PDFA’s Propaganda Released On the Internet Hides Margin Of Error That Makes Headline Meaningless

Or, maybe you will be startled at the report's finding that parents think they talk to their children about drugs a lot more than than their children recall hearing -- and wonder if the parents remember right.

Or it could be that you are sick to the gorge of the press and TV accepting the flood of false compassion that reformers used to attain the triumph of "medicalization" of marijuana in California and Arizona.

Perhaps you know the "reformers," supported by benefactors like George Soros, Peter Lewis of Ohio and John Sperling of Arizona, plan to use the same weapon in other referendums across the country.

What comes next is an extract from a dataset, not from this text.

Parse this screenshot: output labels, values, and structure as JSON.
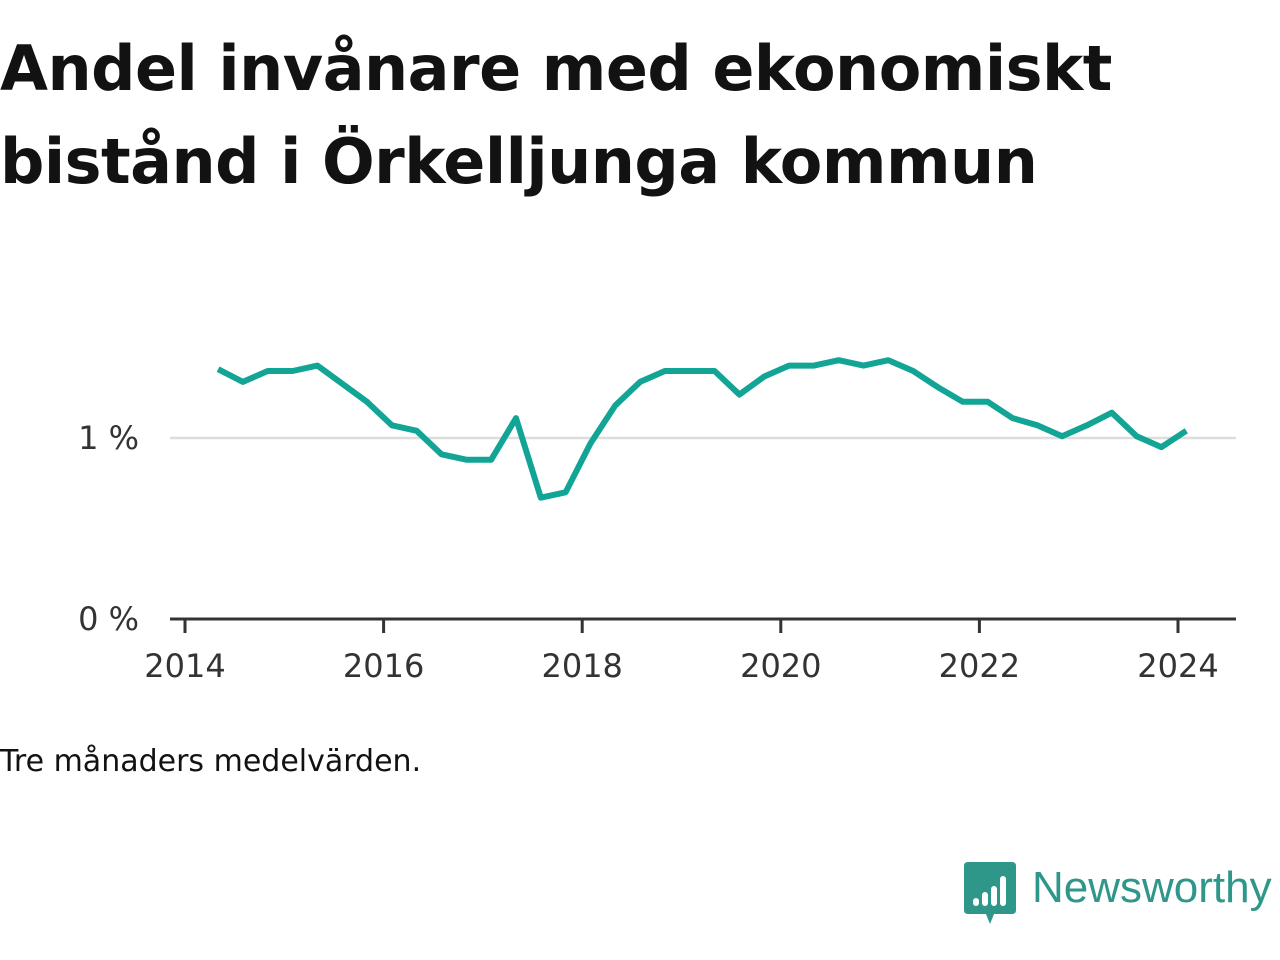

Then, under any of those conditions, the time has come for you to get up and fight against drugs, instead of just looking worried. Here are three ways:

1. With your votes, letters, mouths and religious and social organizations, pressure the people you elect to every level of government. Demand detailed exposure of backdoor legalization, its funders and techniques.

Ask the President, again and again and again, to become the political, passionate leader against drugs that the country lacks and so terribly needs.

Maybe he will never do it, which does not excuse us from saying it is his duty.
(Ed. note: Amen, Abe, amen!)

2. Join and support organizations that actively fight drugs and ask that Congress fully restore the funds it cut from their anti-drug education work. Pester newspapers and TV to give full hearings to the organizations and to the anti-drug case.

(Ed. note: Pause for laughter.)

And if the organizations are not on the Internet, tell them they are surrendering to the crowds of legalizers who are.

(National Families in Action, an anti-drug organization, publishes "A Guide to the Drug Legalization Movement and How to Fight It," a most useful book in which I came across Dr. Nadelmann's "nice" thought. Ten dollars, Suite 300, 2296 Henderson Mill Road, Atlanta, Ga. 30345; (770) 934-7137;
(Ed. note: It is only about 100 pages, but it does give an insight into the prohibitionist mindset. It is sometimes almost as venomous as Rosenthal, and it demonstrates the same ability to ignore and distort arguments with which they disagree. On the other hand, it is a handy directory to the anti-prohibitionist movement. That might make it worthwhile. It is a shame to give money to a prohibitionist organization, but the prohibitionist movement is so well financed that it really won’t make much difference.)